Le routage localisé des demandes ne signifie pas qu’il faille constituer en propre une équipe multilingue de service client. Les entreprises peuvent privilégier une combinaison légère de type « page du site officiel + lien WhatsApp prédéfini (avec message d’accueil automatique) + réponse du service client externalisée à temps partiel ». L’essentiel est de garantir que le lien puisse être identifié par les moteurs de recherche comme une entrée de service localisé, et que le délai de première réponse soit conforme au niveau moyen de service des catégories B2B de la plateforme (les données publiques actuelles indiquent moins de 2 heures).
Du point de vue du secteur, cet ajustement doit davantage être compris comme un avancement du seuil d’entrée lié aux « capacités de localisation numérique » des fournisseurs B2B par les plateformes, plutôt que comme une simple exigence de traduction de contenu.
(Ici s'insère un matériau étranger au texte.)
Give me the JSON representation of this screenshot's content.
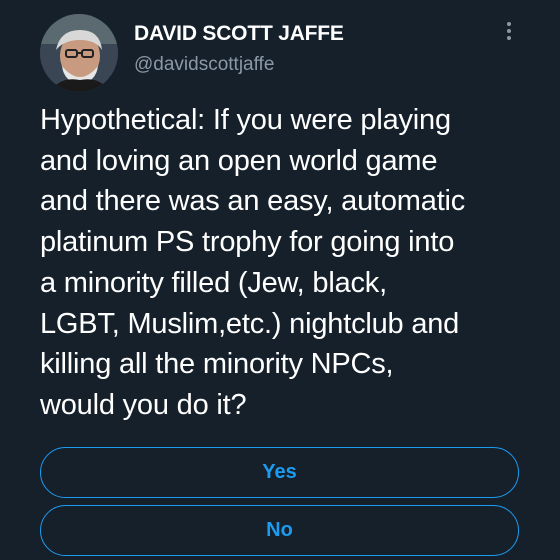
{
  "tweet": {
    "author": {
      "display_name": "DAVID SCOTT JAFFE",
      "handle": "@davidscottjaffe",
      "avatar_icon": "profile-photo"
    },
    "more_icon": "three-dots-vertical-icon",
    "text": "Hypothetical: If you were playing\nand loving an open world game\nand there was an easy, automatic\nplatinum PS trophy for going into\na minority filled (Jew, black,\nLGBT, Muslim,etc.) nightclub and\nkilling all the minority NPCs,\nwould you do it?",
    "poll": {
      "options": [
        {
          "label": "Yes"
        },
        {
          "label": "No"
        }
      ]
    }
  },
  "colors": {
    "background": "#15202b",
    "text": "#ffffff",
    "secondary_text": "#8b98a5",
    "accent": "#1d9bf0"
  }
}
L’analyse montre que son intention centrale est d’améliorer la crédibilité et le taux de conversion des canaux B2B des plateformes auprès des acheteurs locaux d’Asie du Sud-Est, en particulier les petits et moyens détaillants et les grossistes hors ligne — lorsqu’un acheteur recherche un type de produit via Google, le fait de pouvoir accéder directement à un site officiel de fournisseur avec langue locale, coordonnées locales et gages de confiance locaux raccourcit significativement le processus de décision.
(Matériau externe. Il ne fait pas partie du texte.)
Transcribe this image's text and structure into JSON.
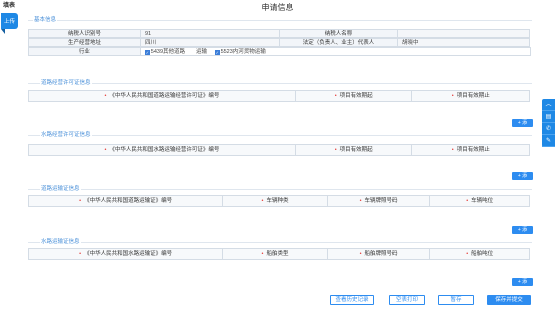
{
  "corner_label": "填表",
  "upload_tab": "上传",
  "title": "申请信息",
  "basic": {
    "section_title": "基本信息",
    "taxpayer_id_label": "纳税人识别号",
    "taxpayer_id_value": "91",
    "taxpayer_name_label": "纳税人名称",
    "address_label": "生产经营地址",
    "address_value": "四川",
    "legal_rep_label": "法定（负责人、业主）代表人",
    "legal_rep_value": "胡晓中",
    "industry_label": "行业",
    "industries": [
      {
        "label": "5439其他道路　　运输"
      },
      {
        "label": "5523内河货物运输"
      }
    ]
  },
  "road_license": {
    "section_title": "道路经营许可证信息",
    "columns": [
      "《中华人民共和国道路运输经营许可证》编号",
      "项目有效期起",
      "项目有效期止"
    ],
    "add_label": "+ 添"
  },
  "water_license": {
    "section_title": "水路经营许可证信息",
    "columns": [
      "《中华人民共和国水路运输经营许可证》编号",
      "项目有效期起",
      "项目有效期止"
    ],
    "add_label": "+ 添"
  },
  "road_transport": {
    "section_title": "道路运输证信息",
    "columns": [
      "《中华人民共和国道路运输证》编号",
      "车辆种类",
      "车辆牌照号码",
      "车辆吨位"
    ],
    "add_label": "+ 添"
  },
  "water_transport": {
    "section_title": "水路运输证信息",
    "columns": [
      "《中华人民共和国水路运输证》编号",
      "船舶类型",
      "船舶牌照号码",
      "船舶吨位"
    ],
    "add_label": "+ 添"
  },
  "footer": {
    "history": "查看历史记录",
    "print": "空表打印",
    "save": "暂存",
    "submit": "保存并提交"
  },
  "side_tools": [
    {
      "icon": "chevron-up-icon",
      "glyph": "︿"
    },
    {
      "icon": "document-icon",
      "glyph": "▤"
    },
    {
      "icon": "phone-icon",
      "glyph": "✆"
    },
    {
      "icon": "edit-icon",
      "glyph": "✎"
    }
  ]
}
À l’observation, cette politique se trouve encore au stade d’une mise à niveau des règles d’accès en amont, sans extension à ce jour à l’algorithme de pondération du classement dans les recherches ni aux indicateurs d’évaluation de l’exécution des transactions. Par conséquent, elle ressemble actuellement davantage à un signal clair : les plateformes intègrent les capacités d’infrastructure numérique localisée des fournisseurs dans le système d’évaluation de la santé de l’écosystème B2B. Le secteur doit continuer à suivre si des mécanismes complémentaires tels qu’une « notation des capacités de service localisé » ou un « audit de la qualité du contenu multilingue » seront introduits par la suite.
Conclusion : la mise à niveau conjointe des critères d’admission publiée cette fois par Lazada et Shopee consiste essentiellement à étendre la définition de la « localisation » dans le contexte B2B du e-commerce en Asie du Sud-Est, du niveau de la logistique et du paiement vers les points de contact d’information en front-end et les premières étapes de communication. Pour les entreprises concernées, il est plus pertinent à ce stade de la considérer comme une adaptation structurelle préparatoire en amont des saisons d’achat, plutôt que comme une tâche ponctuelle de conformité — les capacités multilingues du site officiel et le routage localisé des demandes sont en train de devenir le laissez-passer numérique de base pour accéder aux principaux canaux B2B du e-commerce en Asie du Sud-Est.
Explication sur les sources d’information:
Source principale : « Avis de mise à niveau 2026 des critères d’admission des fournisseurs transfrontaliers » publié conjointement par Lazada et Shopee le 16 avril 2026 (numéro du document public de recrutement : LS-B2B-2026-04).
Points restant à observer : l’inclusion ou non des fournisseurs existants dans le périmètre de mise en conformité, les modalités précises d’application des normes E-A-T (par exemple, les formes de reconnaissance des validations tierces, les méthodes de vérification de la validité des adresses de contact locales), etc., ne font pas encore l’objet d’explications officielles supplémentaires.